NORTHERN AIRCOOL ENGINES CO.

Décisions


NORTHERN AIRCOOL ENGINES CO.
v.
LE MINISTRE DU REVENU NATIONAL
Appel No. AP-92-104

TABLE DES MATIÈRES

Ottawa, le mardi 21 septembre 1993

Appel No. AP-92-104

EU ÉGARD À un appel entendu le 5 avril 1993 aux termes de l'article 81.19 de la Loi sur la taxe d'accise, L.R.C. (1985), ch. E-15;

ET EU ÉGARD À une décision rendue par le ministre du Revenu national le 5 juin 1992 concernant un avis d'opposition signifié aux termes de l'article 81.15 de la Loi sur la taxe d'accise.

ENTRE

NORTHERN AIRCOOL ENGINES CO. Appelant

ET

LE MINISTRE DU REVENU NATIONAL Intimé

L'appel est admis.


Arthur B. Trudeau ______ Arthur B. Trudeau Membre présidant

Michèle Blouin ______ Michèle Blouin Membre

Lise Bergeron ______ Lise Bergeron Membre

Michel P. Granger ______ Michel P. Granger Membre





Dans le cadre de son entreprise, l'appelant vend au comptoir des pièces de véhicules tout-terrains de 16 roues appelés «débroussailleuses» (bush swampers). Un témoin de l'appelant a déclaré qu'environ 5 p. 100 des pièces sont vendues dans le cadre de la réparation des débroussailleuses de clients. L'appelant a déposé une demande de remboursement de la taxe de vente fédérale à l'inventaire relativement à des pièces de débroussailleuses. L'intimé a rejeté la demande sur le motif que les pièces étaient utilisées dans le cadre de la prestation d'un service de réparation et que, à ce titre, elles ne figuraient pas à l'inventaire et n'étaient pas destinées à la fourniture taxable par vente. L'appelant a appelé de la détermination au Tribunal.

DÉCISION : L'appel est admis. Le 1 er janvier 1991, l'appelant avait à son inventaire des pièces de débroussailleuses destinées à la vente, qu'il s'agisse d'une vente telle quelle ou d'une vente dans le cadre d'un contrat comportant également la prestation de services. Par conséquent, les marchandises donnent droit au remboursement.
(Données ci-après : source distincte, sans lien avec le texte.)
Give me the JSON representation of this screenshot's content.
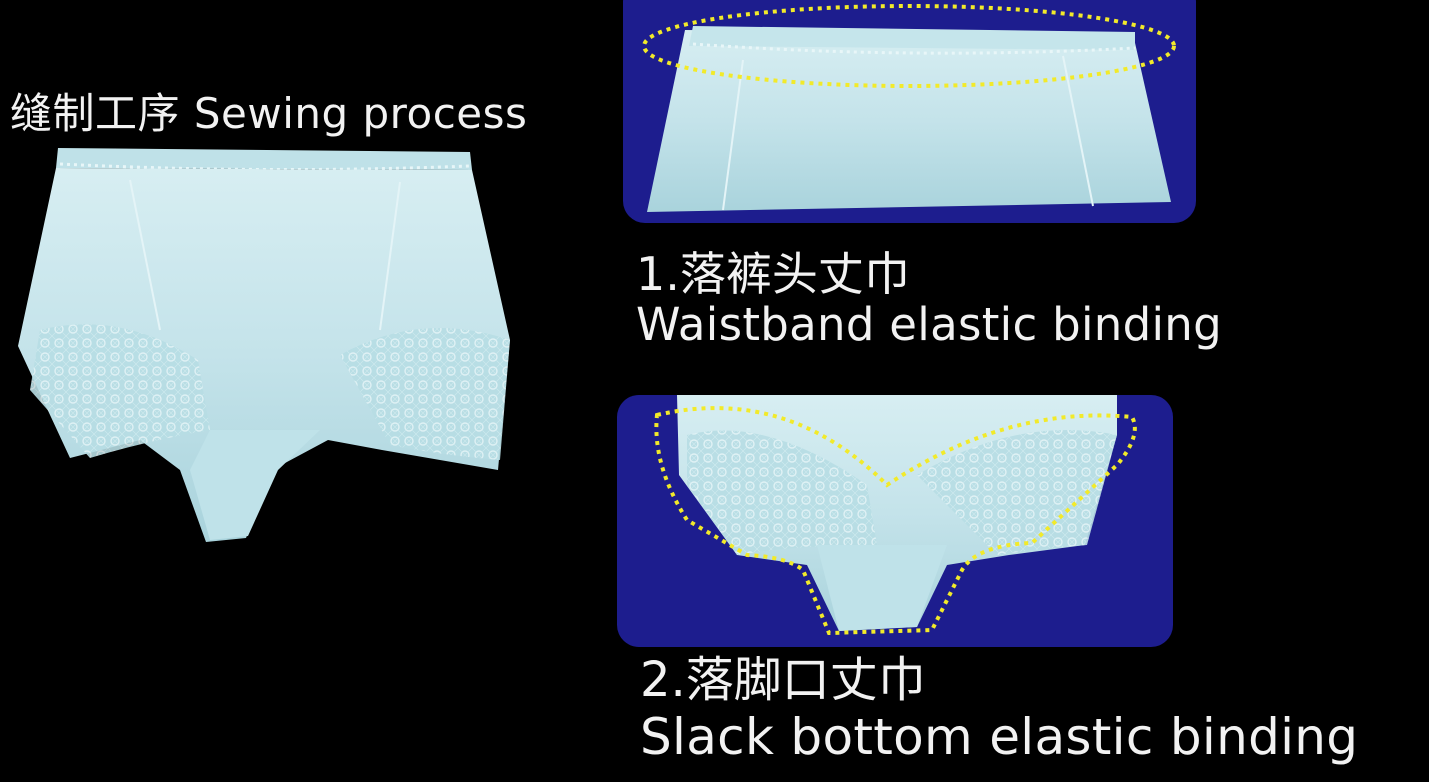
{
  "header": {
    "title": "缝制工序 Sewing process"
  },
  "steps": [
    {
      "title_cn": "1.落裤头丈巾",
      "title_en": "Waistband elastic binding"
    },
    {
      "title_cn": "2.落脚口丈巾",
      "title_en": "Slack bottom elastic binding"
    }
  ],
  "colors": {
    "background": "#000000",
    "panel_blue": "#1d1d8e",
    "fabric": "#c9e6ec",
    "highlight_dots": "#f2ea2a",
    "text": "#f2f2f2"
  }
}
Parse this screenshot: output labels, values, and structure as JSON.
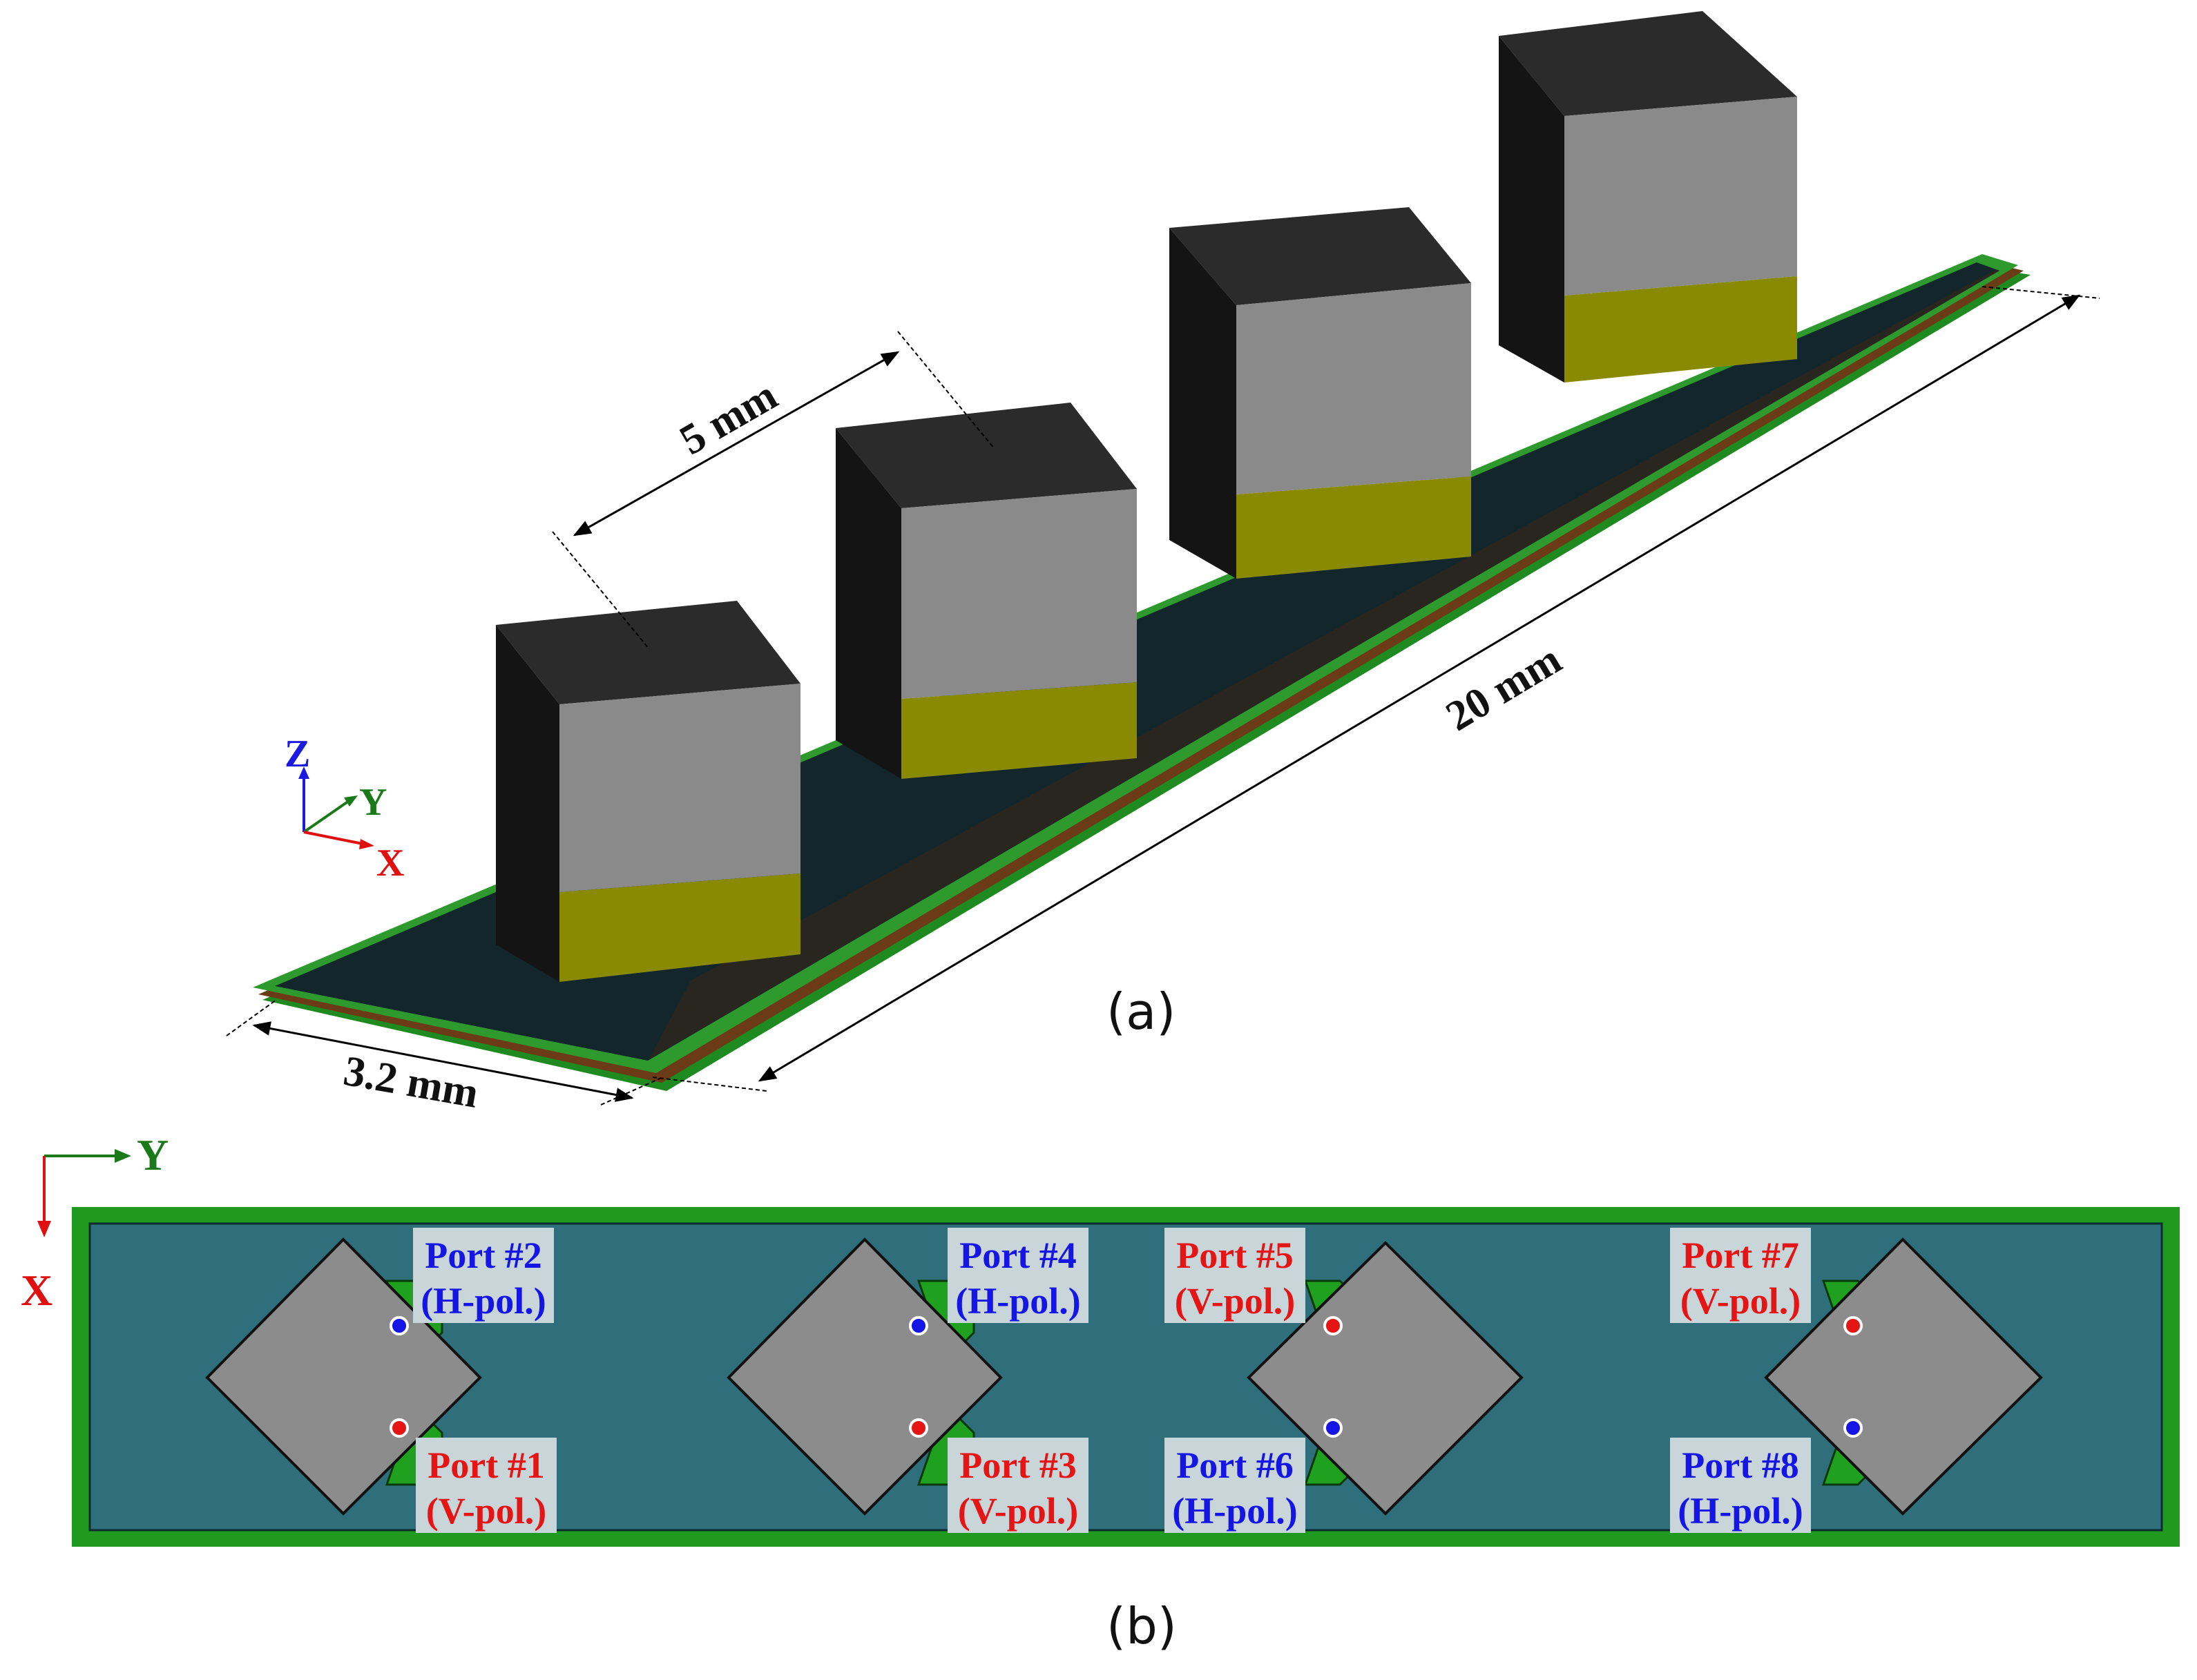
{
  "figure": {
    "panel_a": {
      "caption": "(a)",
      "dimensions": {
        "pitch": "5 mm",
        "length": "20 mm",
        "width": "3.2 mm"
      },
      "axes": {
        "z": "Z",
        "y": "Y",
        "x": "X"
      }
    },
    "panel_b": {
      "caption": "(b)",
      "axes": {
        "y": "Y",
        "x": "X"
      },
      "ports": [
        {
          "name": "Port #2",
          "pol": "(H-pol.)",
          "color": "#1515e6"
        },
        {
          "name": "Port #1",
          "pol": "(V-pol.)",
          "color": "#e61515"
        },
        {
          "name": "Port #4",
          "pol": "(H-pol.)",
          "color": "#1515e6"
        },
        {
          "name": "Port #3",
          "pol": "(V-pol.)",
          "color": "#e61515"
        },
        {
          "name": "Port #5",
          "pol": "(V-pol.)",
          "color": "#e61515"
        },
        {
          "name": "Port #6",
          "pol": "(H-pol.)",
          "color": "#1515e6"
        },
        {
          "name": "Port #7",
          "pol": "(V-pol.)",
          "color": "#e61515"
        },
        {
          "name": "Port #8",
          "pol": "(H-pol.)",
          "color": "#1515e6"
        }
      ]
    },
    "colors": {
      "pcb_green": "#1f9a1f",
      "substrate_teal": "#2f6f7c",
      "board_dark": "#13262b",
      "cube_top": "#2b2b2b",
      "cube_side_dark": "#141414",
      "cube_front_gray": "#8a8a8a",
      "gold_layer": "#8a8a00",
      "v_pol_red": "#e61515",
      "h_pol_blue": "#1515e6",
      "axis_red": "#e01010",
      "axis_green": "#1a7a1a",
      "axis_blue": "#1a1ae0"
    }
  }
}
Lieu de l'audience : Ottawa (Ontario) Date de l'audience : Le 5 avril 1993 Date de la décision : Le 21 septembre 1993
Membres du Tribunal : Arthur B. Trudeau, membre présidant Michèle Blouin, membre Lise Bergeron, membre
Avocat pour le Tribunal : David M. Attwater
Greffier : Janet Rumball
Ont comparu : Yvon et Margaret Genereux, pour l'appelant Michelle Mann, pour l'intimé





Le présent appel est interjeté aux termes de l'article 81.19 de la Loi sur la taxe d'accise [1] (la Loi) à l'égard d'une détermination du ministre du Revenu national (le Ministre) ayant pour effet de rejeter, en partie, une demande de remboursement de la taxe de vente fédérale (TVF) à l'inventaire déposée conformément à l'article 120 [2] de la Loi.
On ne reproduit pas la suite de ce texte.